Bracker said many drug busts still start because the drivers disobey traffic laws. Earlier this month, the driver of a rental truck traveling east on I-44 in Greene County was pulled over for following too closely. Police say they found 1,246 pounds of marijuana in the truck.

Before a 2000 U.S. Supreme Court ruling, some Missouri law enforcement agencies set up checkpoints along known drug-trafficking routes. But the court ruled that such roadblocks subjecting all cars to drug-sniffing dogs violated the Fourth Amendment.

"We've just had to adapt and change our methods so we make sure we're doing things according to those rulings," said Phelps County Sheriff Don Blankenship.

Some agencies work around the ruling by posting signs that warn drivers of a nonexistent drug checkpoint ahead. Cars that immediately leave the interstate are then stopped for probable cause.

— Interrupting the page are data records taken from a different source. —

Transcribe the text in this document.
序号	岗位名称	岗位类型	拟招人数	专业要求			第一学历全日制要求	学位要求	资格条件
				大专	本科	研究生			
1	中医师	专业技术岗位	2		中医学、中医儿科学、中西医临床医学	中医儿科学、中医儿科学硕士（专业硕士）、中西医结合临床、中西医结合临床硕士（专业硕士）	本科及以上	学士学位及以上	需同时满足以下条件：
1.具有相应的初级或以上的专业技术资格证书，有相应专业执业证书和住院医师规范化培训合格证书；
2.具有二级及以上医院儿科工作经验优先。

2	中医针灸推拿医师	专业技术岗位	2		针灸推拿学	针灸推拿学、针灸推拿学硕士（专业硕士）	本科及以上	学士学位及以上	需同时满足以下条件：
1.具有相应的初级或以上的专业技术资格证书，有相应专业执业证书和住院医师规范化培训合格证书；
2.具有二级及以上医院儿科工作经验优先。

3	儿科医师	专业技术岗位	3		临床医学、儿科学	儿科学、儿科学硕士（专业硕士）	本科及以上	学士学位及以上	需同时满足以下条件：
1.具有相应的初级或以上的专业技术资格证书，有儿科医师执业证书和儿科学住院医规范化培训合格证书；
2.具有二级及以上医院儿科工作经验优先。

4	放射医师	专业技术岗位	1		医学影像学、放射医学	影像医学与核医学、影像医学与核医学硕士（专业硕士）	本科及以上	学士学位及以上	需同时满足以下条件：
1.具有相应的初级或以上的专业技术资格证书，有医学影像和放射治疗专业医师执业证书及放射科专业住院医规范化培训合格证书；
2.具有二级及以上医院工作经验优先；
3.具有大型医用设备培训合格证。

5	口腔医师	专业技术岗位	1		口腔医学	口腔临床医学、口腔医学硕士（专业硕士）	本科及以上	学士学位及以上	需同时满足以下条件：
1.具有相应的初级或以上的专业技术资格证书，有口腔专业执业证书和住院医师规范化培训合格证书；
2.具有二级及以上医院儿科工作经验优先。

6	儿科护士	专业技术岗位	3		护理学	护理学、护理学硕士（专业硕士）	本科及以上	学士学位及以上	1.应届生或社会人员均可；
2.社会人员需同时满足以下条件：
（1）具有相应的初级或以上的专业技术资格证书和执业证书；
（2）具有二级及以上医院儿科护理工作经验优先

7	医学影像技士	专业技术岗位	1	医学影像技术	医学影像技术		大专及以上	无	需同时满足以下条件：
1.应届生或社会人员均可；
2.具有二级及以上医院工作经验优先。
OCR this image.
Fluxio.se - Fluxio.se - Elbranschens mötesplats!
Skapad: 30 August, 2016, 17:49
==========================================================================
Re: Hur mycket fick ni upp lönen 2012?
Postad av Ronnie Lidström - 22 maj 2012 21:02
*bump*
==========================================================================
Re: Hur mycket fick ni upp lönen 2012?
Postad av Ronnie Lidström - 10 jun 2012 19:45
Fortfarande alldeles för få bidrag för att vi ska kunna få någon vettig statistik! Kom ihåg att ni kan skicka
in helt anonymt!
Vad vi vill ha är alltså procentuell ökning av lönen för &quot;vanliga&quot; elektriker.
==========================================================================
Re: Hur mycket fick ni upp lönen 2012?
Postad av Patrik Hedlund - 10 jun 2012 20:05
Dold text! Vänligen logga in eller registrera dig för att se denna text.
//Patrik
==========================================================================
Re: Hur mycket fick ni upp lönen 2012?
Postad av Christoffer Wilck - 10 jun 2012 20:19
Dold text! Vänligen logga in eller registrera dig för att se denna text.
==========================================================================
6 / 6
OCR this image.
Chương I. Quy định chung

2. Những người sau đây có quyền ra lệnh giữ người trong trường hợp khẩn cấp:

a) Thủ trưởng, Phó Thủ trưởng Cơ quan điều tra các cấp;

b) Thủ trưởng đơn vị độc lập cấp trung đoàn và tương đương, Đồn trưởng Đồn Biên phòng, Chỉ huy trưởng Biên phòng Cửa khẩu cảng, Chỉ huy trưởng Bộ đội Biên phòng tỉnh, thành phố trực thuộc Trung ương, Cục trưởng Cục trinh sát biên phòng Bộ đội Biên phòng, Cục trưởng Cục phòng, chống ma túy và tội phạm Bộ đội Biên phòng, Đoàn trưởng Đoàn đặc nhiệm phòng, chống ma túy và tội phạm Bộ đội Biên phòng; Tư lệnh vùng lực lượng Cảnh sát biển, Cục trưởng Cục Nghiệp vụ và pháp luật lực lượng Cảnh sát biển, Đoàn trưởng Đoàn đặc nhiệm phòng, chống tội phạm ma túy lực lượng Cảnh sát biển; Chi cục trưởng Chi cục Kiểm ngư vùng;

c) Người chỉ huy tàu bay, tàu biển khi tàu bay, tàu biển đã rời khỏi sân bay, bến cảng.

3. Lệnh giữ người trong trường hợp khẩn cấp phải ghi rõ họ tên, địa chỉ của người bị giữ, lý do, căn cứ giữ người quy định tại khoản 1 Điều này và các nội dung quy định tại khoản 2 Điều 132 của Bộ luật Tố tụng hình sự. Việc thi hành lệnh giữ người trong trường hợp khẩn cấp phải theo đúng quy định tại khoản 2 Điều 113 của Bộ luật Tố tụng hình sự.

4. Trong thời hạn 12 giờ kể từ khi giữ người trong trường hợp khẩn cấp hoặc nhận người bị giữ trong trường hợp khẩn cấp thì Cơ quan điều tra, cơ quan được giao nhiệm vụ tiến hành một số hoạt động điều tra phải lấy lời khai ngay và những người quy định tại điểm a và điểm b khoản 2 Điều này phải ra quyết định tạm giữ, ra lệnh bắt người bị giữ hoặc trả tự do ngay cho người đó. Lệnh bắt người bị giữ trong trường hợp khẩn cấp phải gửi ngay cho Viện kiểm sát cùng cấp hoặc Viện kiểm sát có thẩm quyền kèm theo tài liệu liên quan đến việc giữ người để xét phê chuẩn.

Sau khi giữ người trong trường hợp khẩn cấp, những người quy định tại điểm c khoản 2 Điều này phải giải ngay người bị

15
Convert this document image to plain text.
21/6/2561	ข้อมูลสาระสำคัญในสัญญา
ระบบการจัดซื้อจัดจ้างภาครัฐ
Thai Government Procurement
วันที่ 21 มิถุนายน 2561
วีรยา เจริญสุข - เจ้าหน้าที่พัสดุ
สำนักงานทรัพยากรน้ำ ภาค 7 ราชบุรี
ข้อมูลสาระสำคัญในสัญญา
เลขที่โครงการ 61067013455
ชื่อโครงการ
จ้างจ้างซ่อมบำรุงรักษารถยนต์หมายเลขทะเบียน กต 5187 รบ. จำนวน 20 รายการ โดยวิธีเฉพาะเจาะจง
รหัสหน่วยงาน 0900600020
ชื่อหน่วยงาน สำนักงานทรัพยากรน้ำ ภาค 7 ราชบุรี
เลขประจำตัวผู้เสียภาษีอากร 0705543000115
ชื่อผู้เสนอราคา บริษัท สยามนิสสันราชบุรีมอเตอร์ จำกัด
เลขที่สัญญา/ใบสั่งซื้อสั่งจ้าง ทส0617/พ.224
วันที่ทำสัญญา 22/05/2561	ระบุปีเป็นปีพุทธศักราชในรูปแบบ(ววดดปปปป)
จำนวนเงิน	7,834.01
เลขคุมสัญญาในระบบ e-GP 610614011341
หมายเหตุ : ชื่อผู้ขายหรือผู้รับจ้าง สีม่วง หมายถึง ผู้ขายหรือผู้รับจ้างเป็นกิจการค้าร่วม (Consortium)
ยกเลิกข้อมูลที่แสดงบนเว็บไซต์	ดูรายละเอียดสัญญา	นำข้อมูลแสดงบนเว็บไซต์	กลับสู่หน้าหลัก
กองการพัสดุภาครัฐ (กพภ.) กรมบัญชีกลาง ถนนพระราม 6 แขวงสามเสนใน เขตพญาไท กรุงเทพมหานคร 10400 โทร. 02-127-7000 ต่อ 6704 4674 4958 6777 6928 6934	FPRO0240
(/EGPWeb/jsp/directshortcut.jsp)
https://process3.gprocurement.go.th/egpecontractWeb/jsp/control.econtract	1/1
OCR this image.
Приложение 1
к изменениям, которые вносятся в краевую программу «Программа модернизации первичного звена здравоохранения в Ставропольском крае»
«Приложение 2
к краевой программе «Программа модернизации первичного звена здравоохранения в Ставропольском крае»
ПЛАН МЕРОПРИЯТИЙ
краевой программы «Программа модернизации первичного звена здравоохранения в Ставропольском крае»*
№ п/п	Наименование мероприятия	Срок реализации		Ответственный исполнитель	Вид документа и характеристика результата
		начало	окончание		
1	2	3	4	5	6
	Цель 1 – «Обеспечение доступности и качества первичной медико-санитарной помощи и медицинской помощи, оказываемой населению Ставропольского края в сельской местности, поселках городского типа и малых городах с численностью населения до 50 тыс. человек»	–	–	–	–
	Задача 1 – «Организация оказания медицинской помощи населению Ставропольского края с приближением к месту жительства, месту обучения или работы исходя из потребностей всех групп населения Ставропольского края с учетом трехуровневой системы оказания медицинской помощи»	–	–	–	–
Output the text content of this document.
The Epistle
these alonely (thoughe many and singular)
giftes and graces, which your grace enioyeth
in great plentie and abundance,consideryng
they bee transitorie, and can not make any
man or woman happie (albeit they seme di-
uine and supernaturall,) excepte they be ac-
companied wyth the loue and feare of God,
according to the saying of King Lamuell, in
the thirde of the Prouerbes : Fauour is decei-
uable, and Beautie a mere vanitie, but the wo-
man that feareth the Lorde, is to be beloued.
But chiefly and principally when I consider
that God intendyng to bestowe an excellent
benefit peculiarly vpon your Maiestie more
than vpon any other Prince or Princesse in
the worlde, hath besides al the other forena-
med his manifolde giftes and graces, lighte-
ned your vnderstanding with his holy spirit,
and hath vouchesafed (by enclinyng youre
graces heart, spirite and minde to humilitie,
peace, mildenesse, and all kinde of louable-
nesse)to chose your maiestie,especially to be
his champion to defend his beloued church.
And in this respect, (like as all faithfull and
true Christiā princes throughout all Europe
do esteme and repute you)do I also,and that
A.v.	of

For the most part, large-scale drug shipments originate in the southwest and move east, said Eric Siweck with the U.S. Drug Enforcement Administration office in Springfield.

Drugs intercepted along I-44 are typically headed toward St. Louis, although the recent cache of Ecstasy was going west, Siweck said.

The patrol and county sheriff's departments generally handle the drug arrests, Siweck said, while the DEA's role is to try and trace seized drugs back to their source and dismantle drug organizations.

Bracker concedes the drugs seized along I-44 represent only a "small percentage of what's out there," but he said that doesn't mean the effort is wasted.

"Our philosophy is no matter what percentage we're taking out, we're taking it out of your streets and neighborhoods," he said.